Já nutro robustas dúvidas sobre a capacidade de Russell dizer-me algo muito relevante sobre a felicidade, até o final do livro, depois dessas pérolas. A felicidade, na opinião dele, está aparentemente vinculada a uma visão estereotipada do desenvolvimento e das pessoas de pele negra. O texto é antipaticamente indiferente às pessoas que não mantêm relação erótico-amorosa com mulheres e muito provavelmente, ao imaginar a pessoa destinatária de seu livro, não estava pensando em lésbicas, mas sim em homens heterossexuais como ele. Por último - e lembro que estou comentando pouco menos do primeiro terço da obra -, o autor relaciona idiotameante a decisão de não ter filhos a uma condenação biológica.
Acho que idealmente um livro sobre a felicidade deveria tornar o leitor feliz pelos recursos que a linguagem escrita oferece.

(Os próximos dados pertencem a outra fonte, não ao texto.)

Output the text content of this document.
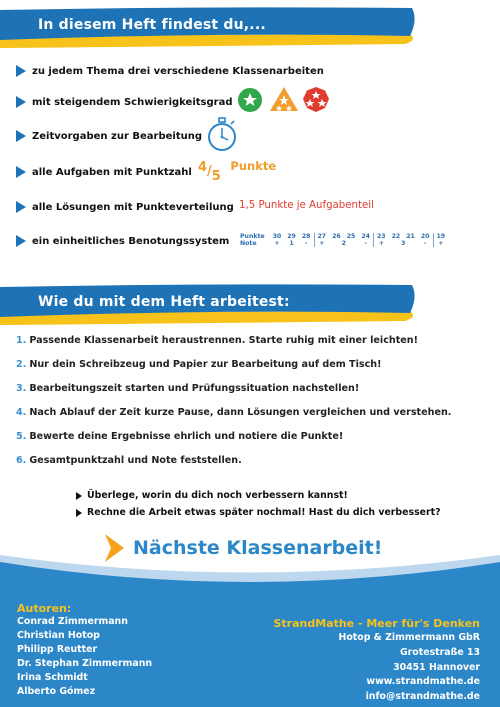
In diesem Heft findest du,...
zu jedem Thema drei verschiedene Klassenarbeiten
mit steigendem Schwierigkeitsgrad
Zeitvorgaben zur Bearbeitung
alle Aufgaben mit Punktzahl $^4/_5$ $^{Punkte}$
alle Lösungen mit Punkteverteilung 1,5 Punkte je Aufgabenteil
ein einheitliches Benotungssystem Punkte	30	29	28	27	26	25	24	23	22	21	20	19
Note	+	1	-	+	2		-	+	3		-	+
Wie du mit dem Heft arbeitest:
1. Passende Klassenarbeit heraustrennen. Starte ruhig mit einer leichten!
2. Nur dein Schreibzeug und Papier zur Bearbeitung auf dem Tisch!
3. Bearbeitungszeit starten und Prüfungssituation nachstellen!
4. Nach Ablauf der Zeit kurze Pause, dann Lösungen vergleichen und verstehen.
5. Bewerte deine Ergebnisse ehrlich und notiere die Punkte!
6. Gesamtpunktzahl und Note feststellen.
Überlege, worin du dich noch verbessern kannst!
Rechne die Arbeit etwas später nochmal! Hast du dich verbessert?
Nächste Klassenarbeit!
Autoren:
Conrad Zimmermann
Christian Hotop
Philipp Reutter
Dr. Stephan Zimmermann
Irina Schmidt
Alberto Gómez
StrandMathe - Meer für's Denken
Hotop & Zimmermann GbR
Grotestraße 13
30451 Hannover
www.strandmathe.de
info@strandmathe.de
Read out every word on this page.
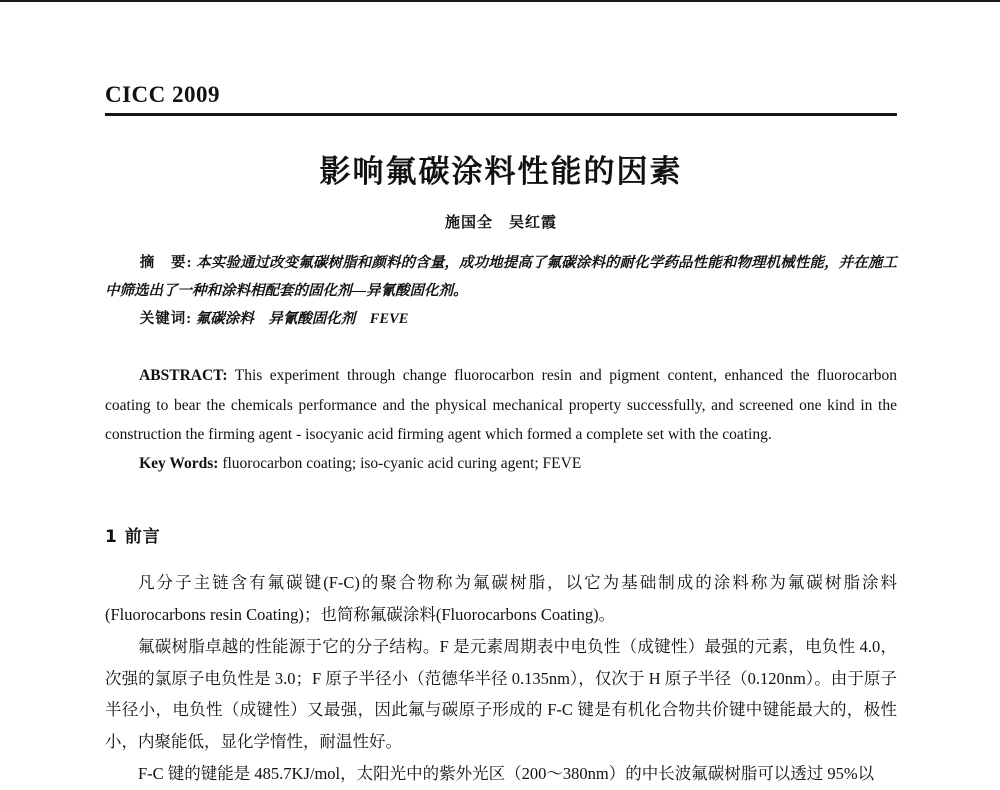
CICC 2009
影响氟碳涂料性能的因素
施国全　吴红霞

摘　要: 本实验通过改变氟碳树脂和颜料的含量，成功地提高了氟碳涂料的耐化学药品性能和物理机械性能，并在施工中筛选出了一种和涂料相配套的固化剂—异氰酸固化剂。

关键词: 氟碳涂料　异氰酸固化剂　FEVE

ABSTRACT: This experiment through change fluorocarbon resin and pigment content, enhanced the fluorocarbon coating to bear the chemicals performance and the physical mechanical property successfully, and screened one kind in the construction the firming agent - isocyanic acid firming agent which formed a complete set with the coating.

Key Words: fluorocarbon coating; iso-cyanic acid curing agent; FEVE

1 前言

凡分子主链含有氟碳键(F-C)的聚合物称为氟碳树脂，以它为基础制成的涂料称为氟碳树脂涂料(Fluorocarbons resin Coating)；也简称氟碳涂料(Fluorocarbons Coating)。

氟碳树脂卓越的性能源于它的分子结构。F 是元素周期表中电负性（成键性）最强的元素，电负性 4.0，次强的氯原子电负性是 3.0；F 原子半径小（范德华半径 0.135nm），仅次于 H 原子半径（0.120nm）。由于原子半径小，电负性（成键性）又最强，因此氟与碳原子形成的 F-C 键是有机化合物共价键中键能最大的，极性小，内聚能低，显化学惰性，耐温性好。

F-C 键的键能是 485.7KJ/mol，太阳光中的紫外光区（200～380nm）的中长波氟碳树脂可以透过 95%以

A forma deveria participar da felicidade de que se trata. Por exemplo, pode ser lúdico, mobilizar figuras de linguagem, fazer esquecer o tempo e dar vontade de continuar lendo, como quem, por estar feliz, não nota o relógio girar. Não é o caso de A conquista da felicidade, até a parte em que parei, o que é mais grave, quando se considera que não é um livro técnico ou rigorosamente teórico.
Espero voltar com opinião mais favorável depois.